Bruno is just a little disdainful about the appellation rules for Monbazillac.
”Monbazillac is required to be only 14% potential alcohol, which is very low.” Harvest at Tirecul is always at least 19% potential alcohol, sometimes 22%. The new SGN label in Monbazillac requires 17% potential alcohol, does not allow chaptalization (hallelujah: at last!), and specifies 18 months maturation. Bruno hasn’t yet decided whether to use the label, but has declared the entire 2013 vintage as SGN in order to keep the option open. “We’ve always made this style,” he says, “so for us the SGN doesn’t change anything. Thirteen producers have classified lots as SGN for 2013, but we are the only producer to declare the whole harvest.”
The blend of grapes in the AOP is similar to Sauternes, but Bruno uses only Semillon and Muscadelle. “When we arrived here there was a small amount of Sauvignon Blanc. The problem is that its maturity is very different from the others. One possibility was to pull it out, the other was to plant more, at least enough to fill the press. But as I’m not a great fan of Sauvignon Blanc I decided to pull it out.” The style here comes from the reliance on 100% botrytized grapes and the almost equal blend of Semillon and Muscadelle. It tends to be spicy in hot years – Bruno says the spice comes from the Muscadelle – and more savory or herbal with impressions of tarragon in leaner years.
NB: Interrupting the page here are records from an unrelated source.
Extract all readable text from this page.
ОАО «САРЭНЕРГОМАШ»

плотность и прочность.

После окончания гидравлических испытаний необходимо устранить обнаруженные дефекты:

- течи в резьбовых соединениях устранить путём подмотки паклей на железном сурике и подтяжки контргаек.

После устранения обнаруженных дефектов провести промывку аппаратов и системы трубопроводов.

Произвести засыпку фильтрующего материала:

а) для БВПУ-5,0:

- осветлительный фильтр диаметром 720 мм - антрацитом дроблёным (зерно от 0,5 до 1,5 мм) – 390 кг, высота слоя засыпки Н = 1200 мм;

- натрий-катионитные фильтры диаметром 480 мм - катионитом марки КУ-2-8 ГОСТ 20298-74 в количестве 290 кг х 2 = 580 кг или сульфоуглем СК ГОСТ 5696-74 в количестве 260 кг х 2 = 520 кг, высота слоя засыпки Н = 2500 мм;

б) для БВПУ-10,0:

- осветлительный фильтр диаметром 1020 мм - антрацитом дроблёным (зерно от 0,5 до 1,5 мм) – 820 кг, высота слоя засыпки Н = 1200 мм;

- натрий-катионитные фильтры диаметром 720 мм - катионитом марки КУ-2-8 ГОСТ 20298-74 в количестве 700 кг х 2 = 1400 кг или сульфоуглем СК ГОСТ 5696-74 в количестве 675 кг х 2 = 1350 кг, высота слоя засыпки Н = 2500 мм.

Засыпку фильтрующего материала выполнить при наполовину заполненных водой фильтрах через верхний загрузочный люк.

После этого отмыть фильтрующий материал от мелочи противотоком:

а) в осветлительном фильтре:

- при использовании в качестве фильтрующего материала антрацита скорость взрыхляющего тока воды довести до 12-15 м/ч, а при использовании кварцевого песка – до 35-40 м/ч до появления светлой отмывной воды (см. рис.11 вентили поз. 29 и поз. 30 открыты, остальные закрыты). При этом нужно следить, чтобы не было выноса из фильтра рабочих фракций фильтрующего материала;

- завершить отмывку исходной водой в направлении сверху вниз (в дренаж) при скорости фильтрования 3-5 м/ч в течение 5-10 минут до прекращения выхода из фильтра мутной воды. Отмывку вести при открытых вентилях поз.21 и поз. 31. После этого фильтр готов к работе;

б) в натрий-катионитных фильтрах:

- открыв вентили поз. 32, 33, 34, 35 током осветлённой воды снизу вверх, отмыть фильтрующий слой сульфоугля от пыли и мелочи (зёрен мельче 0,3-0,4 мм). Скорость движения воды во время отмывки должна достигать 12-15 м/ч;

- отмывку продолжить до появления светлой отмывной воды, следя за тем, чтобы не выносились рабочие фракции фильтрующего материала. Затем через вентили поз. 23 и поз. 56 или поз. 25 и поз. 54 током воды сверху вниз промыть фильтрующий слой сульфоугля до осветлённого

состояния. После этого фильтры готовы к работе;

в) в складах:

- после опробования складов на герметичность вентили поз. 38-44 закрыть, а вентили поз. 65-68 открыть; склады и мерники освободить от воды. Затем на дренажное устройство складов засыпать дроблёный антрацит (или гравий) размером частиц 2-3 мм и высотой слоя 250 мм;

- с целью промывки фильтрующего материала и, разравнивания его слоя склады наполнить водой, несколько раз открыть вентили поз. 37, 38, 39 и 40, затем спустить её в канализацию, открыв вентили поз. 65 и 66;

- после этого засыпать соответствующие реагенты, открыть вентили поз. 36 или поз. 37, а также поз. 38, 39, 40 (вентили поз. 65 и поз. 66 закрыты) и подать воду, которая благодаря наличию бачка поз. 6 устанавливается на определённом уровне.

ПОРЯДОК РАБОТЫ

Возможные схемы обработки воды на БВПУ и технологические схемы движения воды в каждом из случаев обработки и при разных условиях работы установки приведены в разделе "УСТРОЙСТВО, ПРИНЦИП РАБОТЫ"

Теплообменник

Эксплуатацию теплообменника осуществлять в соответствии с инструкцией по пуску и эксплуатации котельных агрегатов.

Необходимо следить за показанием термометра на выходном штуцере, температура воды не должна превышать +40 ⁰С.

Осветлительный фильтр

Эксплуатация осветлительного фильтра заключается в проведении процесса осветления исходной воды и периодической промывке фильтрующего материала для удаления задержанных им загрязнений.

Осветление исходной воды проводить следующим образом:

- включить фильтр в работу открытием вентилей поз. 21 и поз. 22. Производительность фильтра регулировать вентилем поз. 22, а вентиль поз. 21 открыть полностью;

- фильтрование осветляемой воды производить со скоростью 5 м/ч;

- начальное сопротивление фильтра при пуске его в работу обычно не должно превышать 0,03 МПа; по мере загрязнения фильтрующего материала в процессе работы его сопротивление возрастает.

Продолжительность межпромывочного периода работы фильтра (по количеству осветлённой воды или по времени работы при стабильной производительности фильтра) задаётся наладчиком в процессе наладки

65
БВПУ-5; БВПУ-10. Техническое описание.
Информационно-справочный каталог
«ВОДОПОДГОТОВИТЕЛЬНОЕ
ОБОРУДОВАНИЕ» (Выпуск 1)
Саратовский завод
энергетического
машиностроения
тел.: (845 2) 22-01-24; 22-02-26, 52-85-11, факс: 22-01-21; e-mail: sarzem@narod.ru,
Alcohol is always moderate. “We never go over 13.5% alcohol in the wine, in my opinion whenever you go over 13.5% you find the alcohol,” Bruno says.
There are three cuvées. Les Pins is made only with young vines (defined here as less than 25 years). This is treated like a second wine: there is less use of barrels (80%), no new oak, and it’s only aged for one year. The chateau (grand vin) comes from vines with ages up to 80 years. Altogether there’s 45% of old vines and 55% of young vines. Cuvée Madame is a selection, berry by berry, of very botrytized berries, and is usually 10-15% of production.
In a long tasting during a recent visit to the chateau, we went through several vintages of the grand vin and cuvée Madame. “In my opinion, Tirecul needs to wait 8-10 years to develop complexity. It depends less and less on sugar as it ages, and becomes more elegant,” Bruno says. You could see the same effect in both the château wine and cuvée Madame: older vintages seemed less sweet, more savory and varied in flavors (but in fact sugar levels did not change). The concentration in young wines and the development of older wines made the point forcefully these wines offer a significant addition to the panoply of sweet wines, different from Sauternes, and distinctive in their own right.
Ben, How far did you go back in your vertical of the Cuvée Madame? I think I still have a bottle or two of the 1995, but haven’t tasted it in at least a decade. Just wondering if you have any thoughts on the lifespan of these wines.
Back to 1994 for the Tirecul chateau wine and back to 2001 for Madame. Tirecul 1994 is mature but has at least a decade to go. Madame 2001 is still a baby, just beginning to develop, so I would think it’ll begin to be interesting in 5 years, and has another 20 years to go. When I’m back in New York, I’ll be glad to help you assess the 1995 Madame!!!